Ultrawideband Radar Cross-Section Reduction by a Metasurface Based on Defect Lattices and Multiwave Destructive Interference

A metasurface based on defect lattices and an alternative physical mechanism, multiwave destructive interference (MWDI), is proposed for ultrawideband radar cross-section (RCS) reduction. The bandwidth of RCS reduction (sigma(R)) is greatly expanded by second destructive interference. The metasurface is composed of 16 basic defect lattices. First, the defect lattice can generate primary destructive interference with the capacity of RCS reduction and amplitude-phase manipulation, which consists of an aperiodic array of square rings with an embedded cross.

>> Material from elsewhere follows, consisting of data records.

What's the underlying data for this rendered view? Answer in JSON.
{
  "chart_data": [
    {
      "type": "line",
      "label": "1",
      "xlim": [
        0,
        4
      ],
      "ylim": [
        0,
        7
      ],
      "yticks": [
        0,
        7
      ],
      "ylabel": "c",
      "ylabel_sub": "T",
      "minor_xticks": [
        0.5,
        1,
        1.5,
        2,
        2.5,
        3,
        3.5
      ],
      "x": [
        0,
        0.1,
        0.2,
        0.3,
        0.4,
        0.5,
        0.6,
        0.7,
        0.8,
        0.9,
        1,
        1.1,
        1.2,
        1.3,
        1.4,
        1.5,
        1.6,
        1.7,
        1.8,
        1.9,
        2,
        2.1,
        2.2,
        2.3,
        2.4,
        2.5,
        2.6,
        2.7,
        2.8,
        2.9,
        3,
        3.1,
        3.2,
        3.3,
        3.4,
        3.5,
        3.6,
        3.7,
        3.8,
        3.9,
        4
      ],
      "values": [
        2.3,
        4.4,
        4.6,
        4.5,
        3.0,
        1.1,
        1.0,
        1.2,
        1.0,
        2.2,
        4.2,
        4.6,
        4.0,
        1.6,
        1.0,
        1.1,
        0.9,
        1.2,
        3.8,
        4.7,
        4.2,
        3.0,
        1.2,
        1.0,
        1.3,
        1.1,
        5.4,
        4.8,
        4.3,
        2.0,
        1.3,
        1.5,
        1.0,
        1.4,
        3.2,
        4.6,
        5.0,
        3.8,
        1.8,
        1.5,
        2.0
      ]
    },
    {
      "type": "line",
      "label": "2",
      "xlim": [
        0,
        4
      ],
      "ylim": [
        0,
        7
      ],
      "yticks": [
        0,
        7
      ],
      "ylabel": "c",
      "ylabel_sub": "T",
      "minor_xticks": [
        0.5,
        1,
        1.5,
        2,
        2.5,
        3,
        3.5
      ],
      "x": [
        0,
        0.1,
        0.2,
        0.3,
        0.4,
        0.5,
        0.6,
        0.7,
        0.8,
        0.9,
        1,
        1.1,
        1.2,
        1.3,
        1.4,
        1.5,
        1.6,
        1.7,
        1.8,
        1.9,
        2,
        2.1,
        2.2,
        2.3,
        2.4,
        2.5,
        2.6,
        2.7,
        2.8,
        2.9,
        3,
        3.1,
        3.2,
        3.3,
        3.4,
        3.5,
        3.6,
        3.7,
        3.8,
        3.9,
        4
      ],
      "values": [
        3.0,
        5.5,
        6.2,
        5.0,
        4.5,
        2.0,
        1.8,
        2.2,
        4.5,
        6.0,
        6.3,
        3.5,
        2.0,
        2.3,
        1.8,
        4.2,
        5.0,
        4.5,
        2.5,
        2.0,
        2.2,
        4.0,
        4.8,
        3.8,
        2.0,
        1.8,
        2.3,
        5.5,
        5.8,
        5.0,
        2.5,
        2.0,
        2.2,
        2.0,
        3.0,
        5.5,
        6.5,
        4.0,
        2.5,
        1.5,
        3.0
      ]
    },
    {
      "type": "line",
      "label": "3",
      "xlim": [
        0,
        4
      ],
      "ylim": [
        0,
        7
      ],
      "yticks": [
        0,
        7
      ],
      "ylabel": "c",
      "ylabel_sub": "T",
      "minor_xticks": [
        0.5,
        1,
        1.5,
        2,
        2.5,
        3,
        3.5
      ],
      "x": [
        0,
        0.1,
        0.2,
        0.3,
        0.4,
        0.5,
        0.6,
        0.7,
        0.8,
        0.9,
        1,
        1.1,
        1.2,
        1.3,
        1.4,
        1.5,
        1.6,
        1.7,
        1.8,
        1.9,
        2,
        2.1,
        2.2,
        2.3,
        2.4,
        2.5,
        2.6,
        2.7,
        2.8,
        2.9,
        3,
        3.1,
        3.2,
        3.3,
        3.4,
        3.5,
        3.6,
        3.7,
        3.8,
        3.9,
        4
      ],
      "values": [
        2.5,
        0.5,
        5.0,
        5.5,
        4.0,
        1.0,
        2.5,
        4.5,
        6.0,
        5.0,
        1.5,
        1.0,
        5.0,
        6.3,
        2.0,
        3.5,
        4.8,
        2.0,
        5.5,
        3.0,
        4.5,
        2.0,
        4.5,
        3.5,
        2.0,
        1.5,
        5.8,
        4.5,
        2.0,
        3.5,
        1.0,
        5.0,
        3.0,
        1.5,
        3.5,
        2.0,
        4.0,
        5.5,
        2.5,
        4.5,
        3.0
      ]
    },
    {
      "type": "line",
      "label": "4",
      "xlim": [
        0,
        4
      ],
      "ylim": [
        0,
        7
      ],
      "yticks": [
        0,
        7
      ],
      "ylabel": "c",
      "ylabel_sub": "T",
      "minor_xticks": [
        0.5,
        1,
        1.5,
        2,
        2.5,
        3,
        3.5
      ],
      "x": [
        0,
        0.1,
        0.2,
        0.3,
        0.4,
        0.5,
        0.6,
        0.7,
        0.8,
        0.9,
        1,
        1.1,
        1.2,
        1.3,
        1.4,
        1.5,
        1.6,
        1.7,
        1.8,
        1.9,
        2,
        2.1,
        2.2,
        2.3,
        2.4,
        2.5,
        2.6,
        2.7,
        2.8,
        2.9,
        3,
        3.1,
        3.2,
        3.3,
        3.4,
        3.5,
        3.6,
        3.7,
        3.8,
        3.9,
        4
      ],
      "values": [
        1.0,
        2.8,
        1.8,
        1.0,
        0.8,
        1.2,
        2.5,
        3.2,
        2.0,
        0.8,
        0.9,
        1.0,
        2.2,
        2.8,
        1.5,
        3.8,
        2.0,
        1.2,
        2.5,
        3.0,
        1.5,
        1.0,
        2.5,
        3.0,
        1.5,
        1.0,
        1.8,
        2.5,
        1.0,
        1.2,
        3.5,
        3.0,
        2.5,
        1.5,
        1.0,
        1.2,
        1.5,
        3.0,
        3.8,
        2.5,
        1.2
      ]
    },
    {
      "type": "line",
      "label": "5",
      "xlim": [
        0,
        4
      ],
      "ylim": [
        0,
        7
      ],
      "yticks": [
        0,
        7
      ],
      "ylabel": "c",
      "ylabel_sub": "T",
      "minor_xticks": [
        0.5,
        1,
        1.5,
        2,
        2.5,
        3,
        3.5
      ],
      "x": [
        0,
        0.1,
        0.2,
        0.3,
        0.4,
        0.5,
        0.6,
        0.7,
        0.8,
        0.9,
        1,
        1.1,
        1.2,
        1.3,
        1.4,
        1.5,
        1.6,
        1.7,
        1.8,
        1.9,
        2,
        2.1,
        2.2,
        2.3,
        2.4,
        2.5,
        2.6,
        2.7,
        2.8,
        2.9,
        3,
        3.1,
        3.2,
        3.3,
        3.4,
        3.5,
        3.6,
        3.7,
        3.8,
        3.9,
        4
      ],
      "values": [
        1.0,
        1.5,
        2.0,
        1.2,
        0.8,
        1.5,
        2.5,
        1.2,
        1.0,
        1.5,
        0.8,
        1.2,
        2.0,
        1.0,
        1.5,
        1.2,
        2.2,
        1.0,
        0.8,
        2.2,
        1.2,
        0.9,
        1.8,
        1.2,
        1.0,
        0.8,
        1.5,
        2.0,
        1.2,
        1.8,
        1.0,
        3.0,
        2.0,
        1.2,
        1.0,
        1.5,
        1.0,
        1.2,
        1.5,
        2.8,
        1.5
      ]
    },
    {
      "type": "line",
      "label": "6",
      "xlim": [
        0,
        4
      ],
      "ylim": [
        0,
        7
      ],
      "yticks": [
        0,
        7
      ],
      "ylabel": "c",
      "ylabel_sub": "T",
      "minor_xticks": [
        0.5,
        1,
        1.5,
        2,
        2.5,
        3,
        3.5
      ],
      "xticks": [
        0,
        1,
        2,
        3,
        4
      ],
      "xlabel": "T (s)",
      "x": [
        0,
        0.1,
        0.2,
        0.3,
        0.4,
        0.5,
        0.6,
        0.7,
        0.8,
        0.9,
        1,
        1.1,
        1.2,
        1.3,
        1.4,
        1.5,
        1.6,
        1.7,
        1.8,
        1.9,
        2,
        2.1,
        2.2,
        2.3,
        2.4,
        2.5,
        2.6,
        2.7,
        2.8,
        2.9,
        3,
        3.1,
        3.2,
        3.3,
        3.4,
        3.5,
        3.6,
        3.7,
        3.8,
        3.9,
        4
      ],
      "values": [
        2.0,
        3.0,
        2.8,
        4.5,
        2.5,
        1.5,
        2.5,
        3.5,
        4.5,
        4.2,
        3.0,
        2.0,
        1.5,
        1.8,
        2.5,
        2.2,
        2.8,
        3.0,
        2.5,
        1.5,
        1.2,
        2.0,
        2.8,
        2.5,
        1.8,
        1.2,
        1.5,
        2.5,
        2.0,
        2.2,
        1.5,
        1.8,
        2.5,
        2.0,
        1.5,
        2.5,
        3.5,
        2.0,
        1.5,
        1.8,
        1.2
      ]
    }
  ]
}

Second, the interference between multiple backscattered waves produced by the defect lattices at multiple frequencies sampled in an ultrawide band is simultaneously manipulated and optimized by the principle of superposition of waves and particle swarm optimization (PSO) to obtain second destructive interference. The metasurface enables a 10-dB RCS reduction over an ultrawide frequency band ranging from 6.16 to 41.63 GHz with a ratio bandwidth (f(H)/f(L)) of 6.76:1 under normal incidence for both polarizations. The estimated, simulated, and measured results are in good agreement and prove that the proposed metasurface is of great significance for bandwidth expansion of RCS reduction.